Je préfère garder de la ville l'origine de son nom, à savoir le petit fruit plein de vitamines de cet épineux – el calafate – dont se nourrissait les premiers habitants des lieux, et dont Jimena, une gardienne du parc, se plaît à me faire goûter, et dont ses enfants s'amuseront de ma langue devenue bleue.


En remontant vers l'entrée du parc, une belle surprise m'attend au détour d'un virage. Le « camion 56 » de Rachel et Patrice, en route vers le glacier, s'arrête à ma hauteur. Des retrouvailles sympas après avoir bourlingués chacun de notre côté sur quasiment les mêmes routes. On se retrouvera le soir au bord du Lago Roca, au sud du Brazo Rico.


Cette partie du parc est assurément plus tranquille. Je pars au matin à l'assaut du petit Cerro de los Cristales, haut de 1270 mètres, mais qui me donnera après une bonne crapahute de deux heures un superbe aperçu des cimes glacées des montagnes andines dominant les lacs et canaux aux eaux transparentes.
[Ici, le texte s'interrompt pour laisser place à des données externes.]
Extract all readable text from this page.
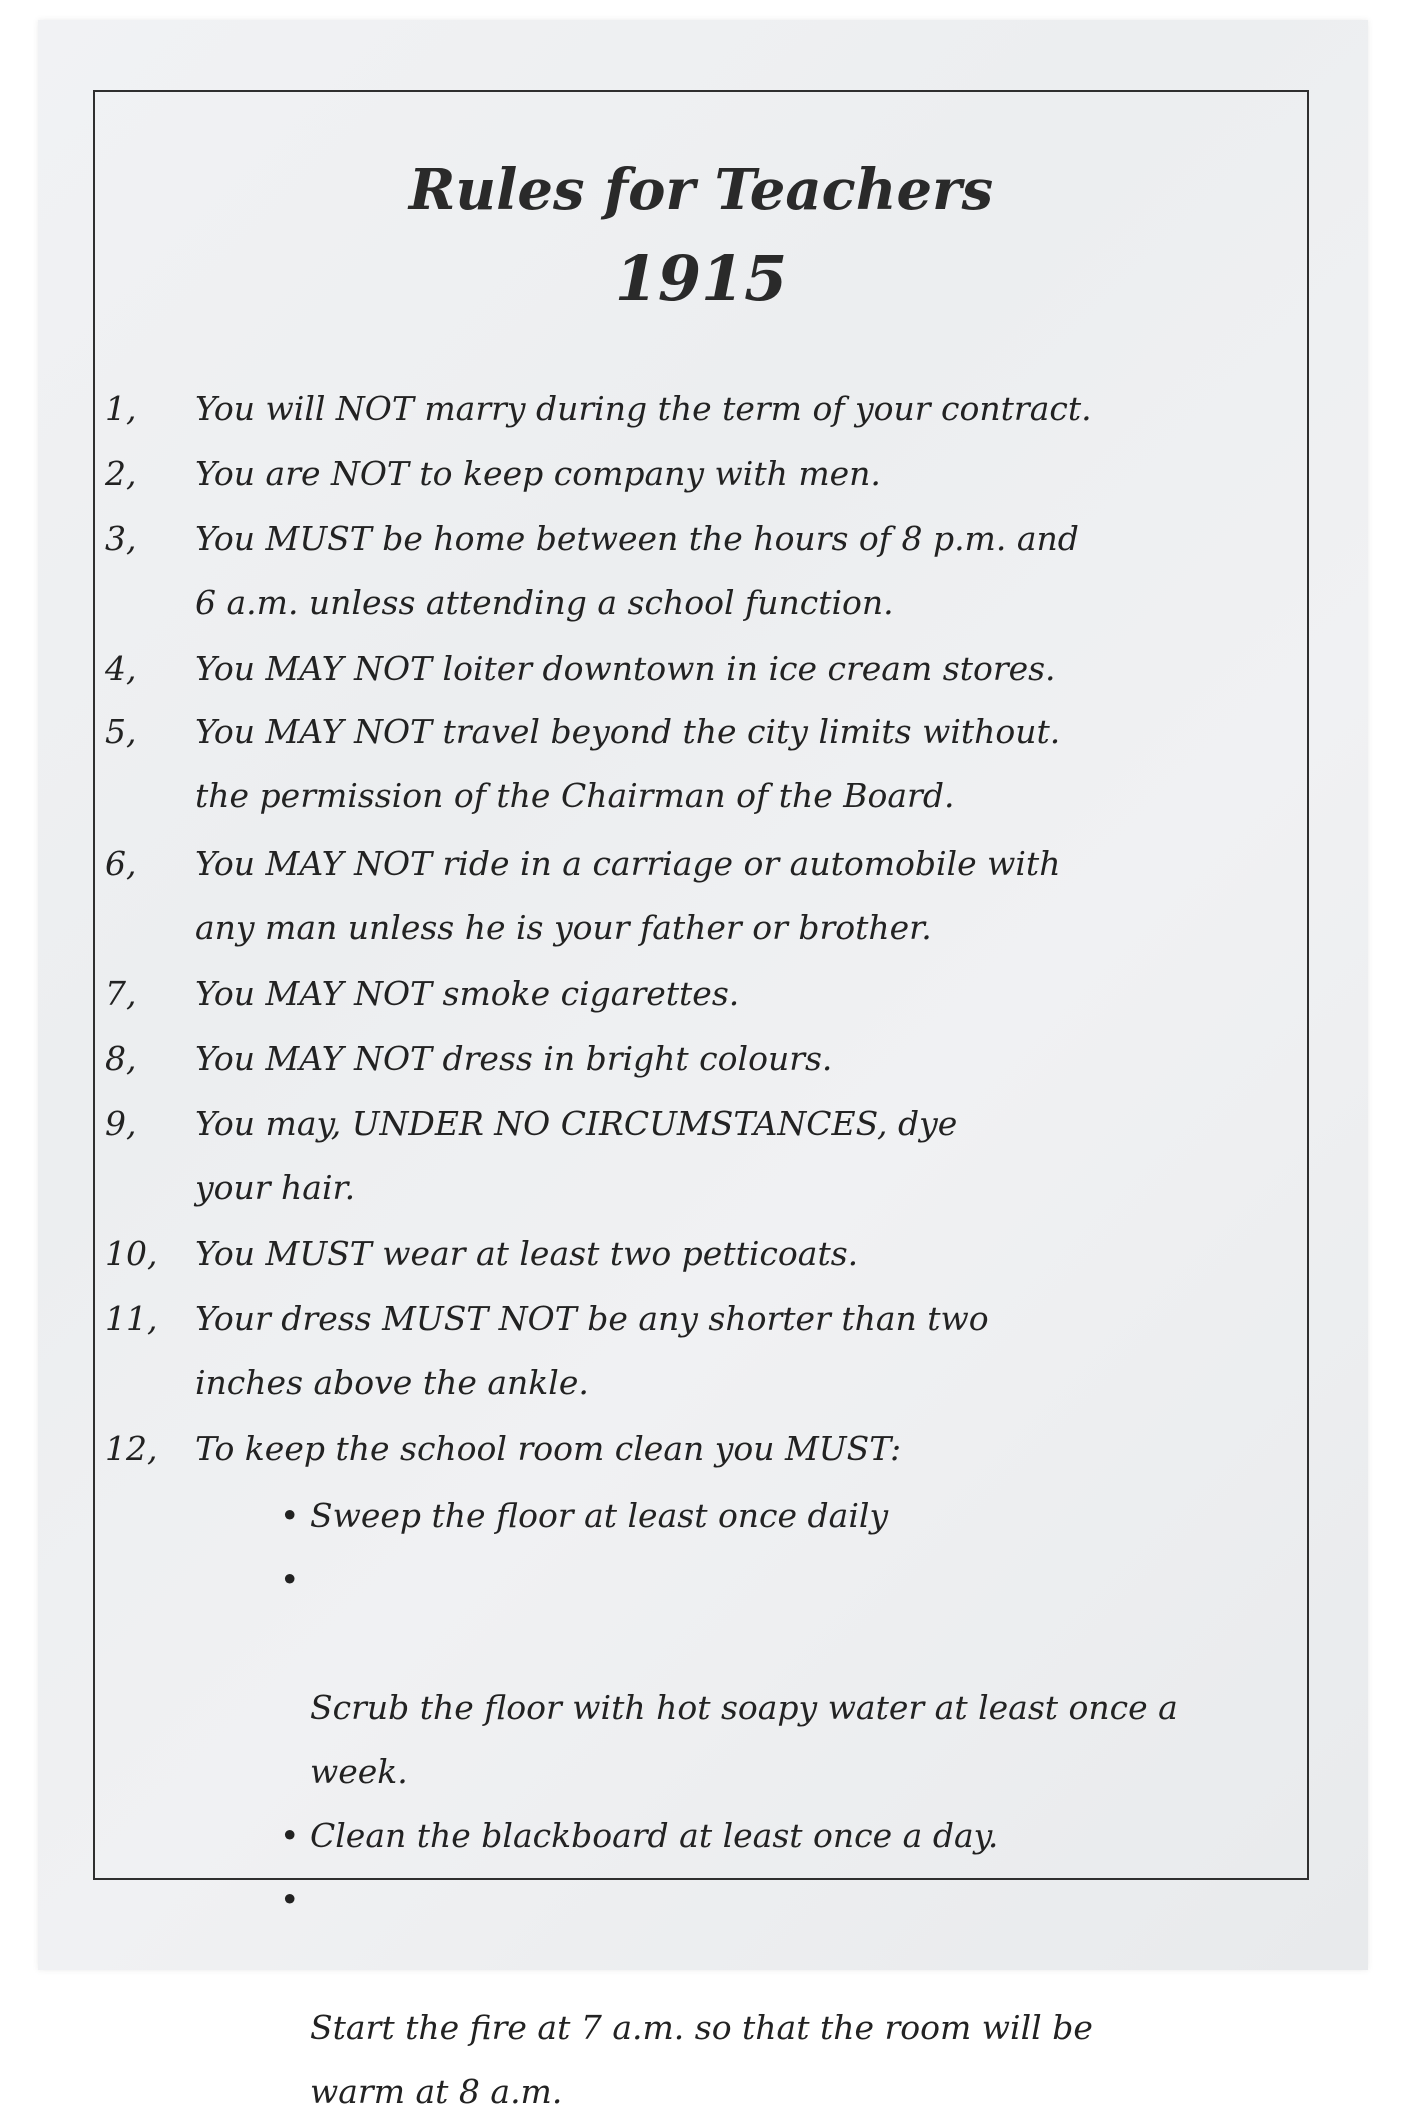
Rules for Teachers
1915
1,	You will NOT marry during the term of your contract.
2,	You are NOT to keep company with men.
3,	You MUST be home between the hours of 8 p.m. and
6 a.m. unless attending a school function.
4,	You MAY NOT loiter downtown in ice cream stores.
5,	You MAY NOT travel beyond the city limits without.
the permission of the Chairman of the Board.
6,	You MAY NOT ride in a carriage or automobile with
any man unless he is your father or brother.
7,	You MAY NOT smoke cigarettes.
8,	You MAY NOT dress in bright colours.
9,	You may, UNDER NO CIRCUMSTANCES, dye
your hair.
10,	You MUST wear at least two petticoats.
11,	Your dress MUST NOT be any shorter than two
inches above the ankle.
12,	To keep the school room clean you MUST:
• Sweep the floor at least once daily

•

Scrub the floor with hot soapy water at least once a
week.

• Clean the blackboard at least once a day.

•

Start the fire at 7 a.m. so that the room will be
warm at 8 a.m.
C'est le domaine du « lion des Andes », dont une notice au pied du sentier rappelle la conduite à tenir en cas de rencontre avec ce splendide animal aux mœurs plutôt nocturnes.


Au sommet, les Tours du Paine, au sud, sont plus que jamais sous les nuages. La magie de Saroumane semble s'y prolonger indéfiniment. Je brandis donc mon bâton ramassé au pied de la dernière côte, et me fais Gandalf le Gris pour faire obstacle aux vents démoniaques : « vous ne passerez pas ! »


Je retourne à El Calafate par la route-piste 15, en gardant en mémoire ces superbes paysages qui pendant trois jours ont défilé sous mes yeux.
Séquence exaltation.




samedi 18 janvier 2014

vers le nord

La premier monument de Punta Arenas que je longe en quittant le ferry est le cimetière municipal où la promenade y est agréable au milieu de ses rangées de cyprès et de ses mausolées. On y trouve beaucoup de noms croates, italiens, et même français qui sont venus fonder la ville en 1848 qui s'est développée lentement au gré des attaques indigènes.




La plaza Munoz Gamero en est le cœur, bordée par la cathédrale, et au centre de laquelle la statue de Magellan domine quelques indiens Mapuche.





La ville peuplée aujourd'hui de plus de 100 000 habitants se déclare capitale de ces terres australes. De nombreux explorateurs y sont passés après avoir franchi le détroit de Magellan, dont Sébastien César Dumont d'Urville, qui a donné son nom à la station française antarctique, ainsi que Roald Amundsen, aventurier scandinave intrépide dont les récits m'ont toujours fascinés, celui là même dont je n'ai pu visiter le musée à Oslo à cause d'un Hammer irréparable.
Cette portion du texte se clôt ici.